Effort to split Exxon Mobil control fails

The Spokesman-Review

Exxon Mobil Corp. Chairman and CEO Rex Tillerson will retain both of those jobs at the world’s biggest publicly traded oil company after a highly public, Rockefeller-led push to separate the roles failed again Wednesday.

Stripping Tillerson of the chairman’s job in favor of an independent director was the main focus of the company’s annual shareholder meeting in Dallas.

The measure was supported by 39.5 percent of shareholders, slightly less than last year’s 40 percent, despite a hard push by descendants of John D. Rockefeller, the founder of Exxon Mobil predecessor Standard Oil Corp.

Various institutional investors in the U.S. and abroad also lined up behind the proposal.

•Ford Motor Co. plans to conduct involuntary layoffs of salaried employees by August as part of a restructuring in the face of slumping sales and record-high gas prices, a spokeswoman said Wednesday.

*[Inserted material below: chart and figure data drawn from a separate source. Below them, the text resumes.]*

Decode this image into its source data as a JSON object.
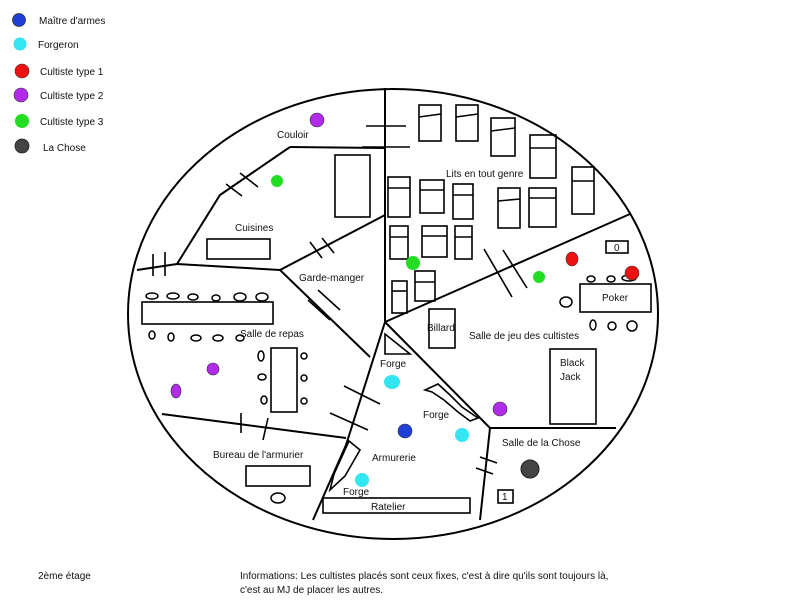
{
  "legend": {
    "items": [
      {
        "label": "Maître d'armes",
        "color": "#1f3fd6"
      },
      {
        "label": "Forgeron",
        "color": "#33e6f2"
      },
      {
        "label": "Cultiste type 1",
        "color": "#ee1111"
      },
      {
        "label": "Cultiste type 2",
        "color": "#b12ce8"
      },
      {
        "label": "Cultiste type 3",
        "color": "#22dd22"
      },
      {
        "label": "La Chose",
        "color": "#444444"
      }
    ]
  },
  "rooms": {
    "couloir": "Couloir",
    "lits": "Lits en tout genre",
    "cuisines": "Cuisines",
    "garde_manger": "Garde-manger",
    "salle_repas": "Salle de repas",
    "billard": "Billard",
    "salle_jeu": "Salle de jeu des cultistes",
    "poker": "Poker",
    "black_jack_1": "Black",
    "black_jack_2": "Jack",
    "forge_1": "Forge",
    "forge_2": "Forge",
    "forge_3": "Forge",
    "armurerie": "Armurerie",
    "salle_chose": "Salle de la Chose",
    "bureau": "Bureau de l'armurier",
    "ratelier": "Ratelier",
    "counter_0": "0",
    "counter_1": "1"
  },
  "footer": {
    "floor": "2ème étage",
    "info_line1": "Informations: Les cultistes placés sont ceux fixes, c'est à dire qu'ils sont toujours là,",
    "info_line2": "c'est au MJ de placer les autres."
  }
}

Marcey Evans said the company hasn’t determined how many white-collar jobs will be cut.

But she said that unlike previous layoffs in recent years, employees won’t be offered voluntary buyout packages with financial or early retirement incentives.

Evans said Ford wants the cuts completed by Aug. 1, which is not enough time to make voluntary offers and wait for employees to accept them.

•American Axle and Manufacturing Holdings Inc. said Wednesday it will cut more than half of its U.S. hourly work force, or 2,000 jobs, through early retirement, buyout offers, plant closures and layoffs.

The moves were made possible by a new contract ratified last week by the United Auto Workers union that came after a nearly three-month strike.

The auto parts maker said its total hourly labor costs would drop from $73.48 before the new contract to between $30 and $45. Actual costs will vary by factory.

•Digital video recorder pioneer TiVo reported Wednesday that its first-quarter net income more than quadrupled as operating costs, most notably for marketing and research, declined.

Alviso-based TiVo Inc. earned $3.6 million, or 4 cents per share, for the three months ending April 30, up 336 percent from $835,000, or 1 cent per share, in the same period a year earlier.

Revenue for services and technology totaled $54.9 million, down from $58.1 million for the same period last year.